Article here. (nod to Legal Theory Blog). Abstract:
Third party litigation funding, or litigation finance, is a new industry composed of institutional investors who invest in litigation by providing finance in return for an ownership stake in a legal claim and a contingency in the recovery. Its emergence has been recognized as one of the most significant developments in civil litigation today. It will transform access to justice, and affect numerous areas of the law including corporate law, torts, intellectual property, environmental law, employment law and international law. Hailing from the U.K. and Australia, the practice is de facto prohibited in the U.S., largely through ethical rules disallowing champerty and fee-sharing among lawyers and non-lawyers. But market forces, including pressure exerted on U.S. law firms by overseas competitors with access to funding, are propelling the penetration of the industry into the U.S.

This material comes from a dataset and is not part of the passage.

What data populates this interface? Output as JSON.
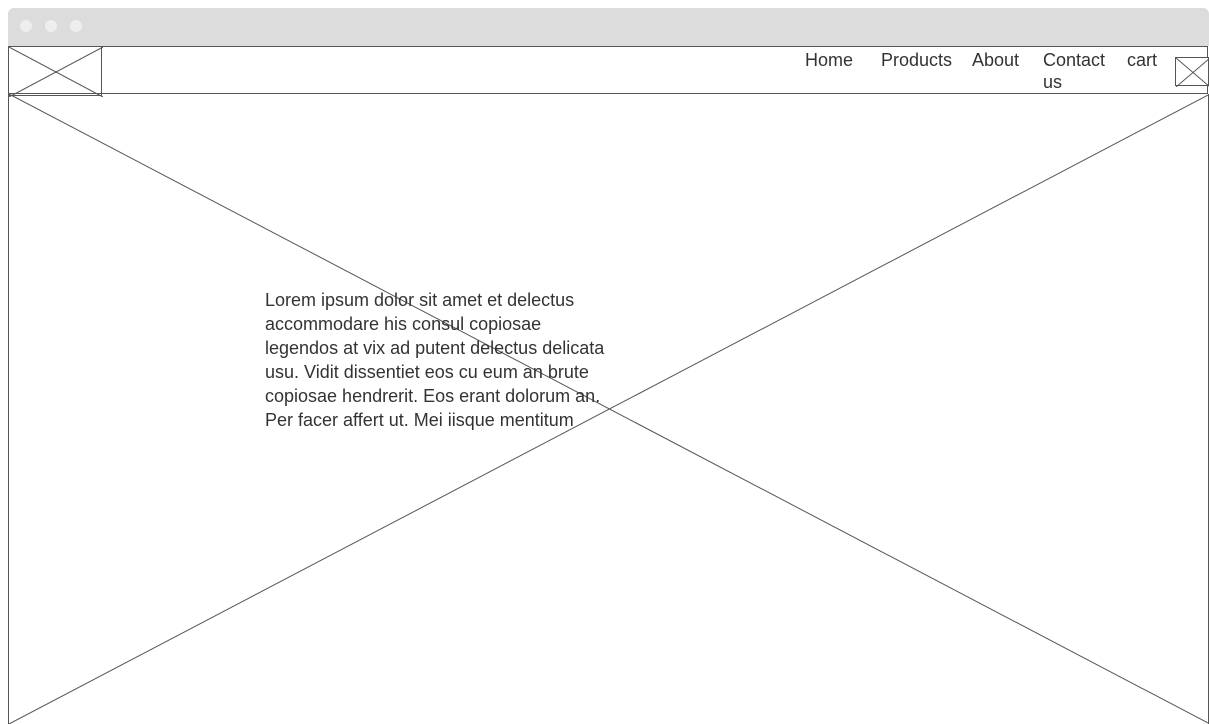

This article is among the first to address litigation finance by institutional investors in the U.S. It describes the empirical reality of the industry; identifies and addresses the emergence of a secondary market in legal claims and the prospect of securitization of legal claims; discusses third party funding of international arbitration and; applies a bargaining analysis to understanding the systemic effects of the practice. Specifically, the article asks what happens when, through litigation funding, litigation ceases to be expensive and uncertain and when parties “bargain in the shadow of financing.” Using bargaining theory the article offers a three-step argument for a move away from a prohibition of litigation funding towards nuanced regulation of the industry. First, it argues that the desirability of litigation funding cannot be assessed if viewed monolithically. Therefore, a taxonomy of funded litigations is offered. Second, applying a bargaining analysis to each type of funded litigation, the article argues that the practice could radically alter the social function of courts by systemically equalizing the ability of society’s “have-nots” to use the courts to affect rule change via litigation. This is in contrast to the court system serving (unwittingly, perhaps) as the guardian of the status quo in favor of society’s “haves.” Third, the bargaining analysis reveals the agency problems and moral hazards that may arise due to the development of secondary markets in legal claims as well as other features of litigation finance and which should be addressed through regulation. The article concludes with a five-pronged framework for the suggested regulatory regime that regulators, legislators and the Bench can devise and contract design features parties seeking litigation funding and their lawyers can employ.